Eduardo Bohorquez, the director of the watchdog group Transparency Mexico, agreed there was a striking difference between the United States, where investigations have been launched by congressmen and, reportedly, the Justice Department, and Mexico, where authorities seemed eager to find reasons not to investigate.
"The enormous difference is the reaction," Bohorquez said. "State and local officials (in Mexico) are clear that there will be unequal enforcement" in the two countries.
Whether at least $8.5 million that was apparently paid to gestores actually wound up as bribes for corrupt local officials remains unknown. The Times also said an additional $16 million were paid directly to local governments.
Wal-Mart Stores Inc. says it is conducting its own investigation, and two U.S. congressmen announced they are opening a probe.
The Mexican federal government, however, announced Monday evening that it had no jurisdiction in the case because the report referred only to the involvement of state and city officials with authority over permits and zoning decisions.
State-level governments in the state of Mexico and Mexico City also appeared to duck the issue, saying they had not opened any investigation because none of their officials were specifically mentioned in the allegations.
But the corruption scandal does sting. "This is an endemic vice, a vice that leads us nowhere," front-running presidential candidate Enrique Pena Nieto told The Associated Press in an interview Monday. "There is a truly critical situation in the country."
The candidate of the Institutional Revolutionary Party said an independent governmental anti-corruption commission is needed to root out the bribes and payoffs that many Mexicans say are as common as paying a light bill, and sometimes easier.
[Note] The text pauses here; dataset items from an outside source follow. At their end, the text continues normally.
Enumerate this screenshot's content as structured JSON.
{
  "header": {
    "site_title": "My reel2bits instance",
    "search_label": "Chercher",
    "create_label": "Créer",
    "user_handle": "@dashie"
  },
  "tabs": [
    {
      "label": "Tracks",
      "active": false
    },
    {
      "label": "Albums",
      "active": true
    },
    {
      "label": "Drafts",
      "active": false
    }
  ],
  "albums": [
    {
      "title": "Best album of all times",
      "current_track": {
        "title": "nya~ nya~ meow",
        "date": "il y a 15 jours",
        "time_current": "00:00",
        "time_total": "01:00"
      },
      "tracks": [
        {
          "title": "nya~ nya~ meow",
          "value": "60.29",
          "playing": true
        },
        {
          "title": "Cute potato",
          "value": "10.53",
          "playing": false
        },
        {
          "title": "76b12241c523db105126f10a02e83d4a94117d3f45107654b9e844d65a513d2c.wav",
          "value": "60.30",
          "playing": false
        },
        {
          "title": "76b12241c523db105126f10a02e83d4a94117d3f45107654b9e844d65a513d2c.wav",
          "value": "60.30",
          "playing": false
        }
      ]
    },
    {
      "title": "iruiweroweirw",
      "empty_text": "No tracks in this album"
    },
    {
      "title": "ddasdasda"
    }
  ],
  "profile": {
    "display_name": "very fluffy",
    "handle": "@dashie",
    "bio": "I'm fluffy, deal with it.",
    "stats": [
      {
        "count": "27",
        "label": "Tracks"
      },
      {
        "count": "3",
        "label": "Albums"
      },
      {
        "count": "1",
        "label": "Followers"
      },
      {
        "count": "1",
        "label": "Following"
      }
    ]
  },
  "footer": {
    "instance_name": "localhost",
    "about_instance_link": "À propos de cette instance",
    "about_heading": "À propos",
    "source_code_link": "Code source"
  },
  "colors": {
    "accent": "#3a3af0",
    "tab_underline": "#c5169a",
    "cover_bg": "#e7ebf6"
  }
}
In the case of Wal-Mart, The New York Times said executives turned to middlemen in the early 2000s to grease the way for building up the company's Mexican subsidiary, which has become its biggest foreign operation.
Many Mexicans wouldn't be surprised if the claims are true. According to a survey of Mexican households by Transparency Mexico, bribes paid by individuals, not including corporations, amounted to something like $2.4 billion in 2010. Households reported average bribes were about $12 apiece; the poorest families reported paying the equivalent of about 28 percent of their income in bribes.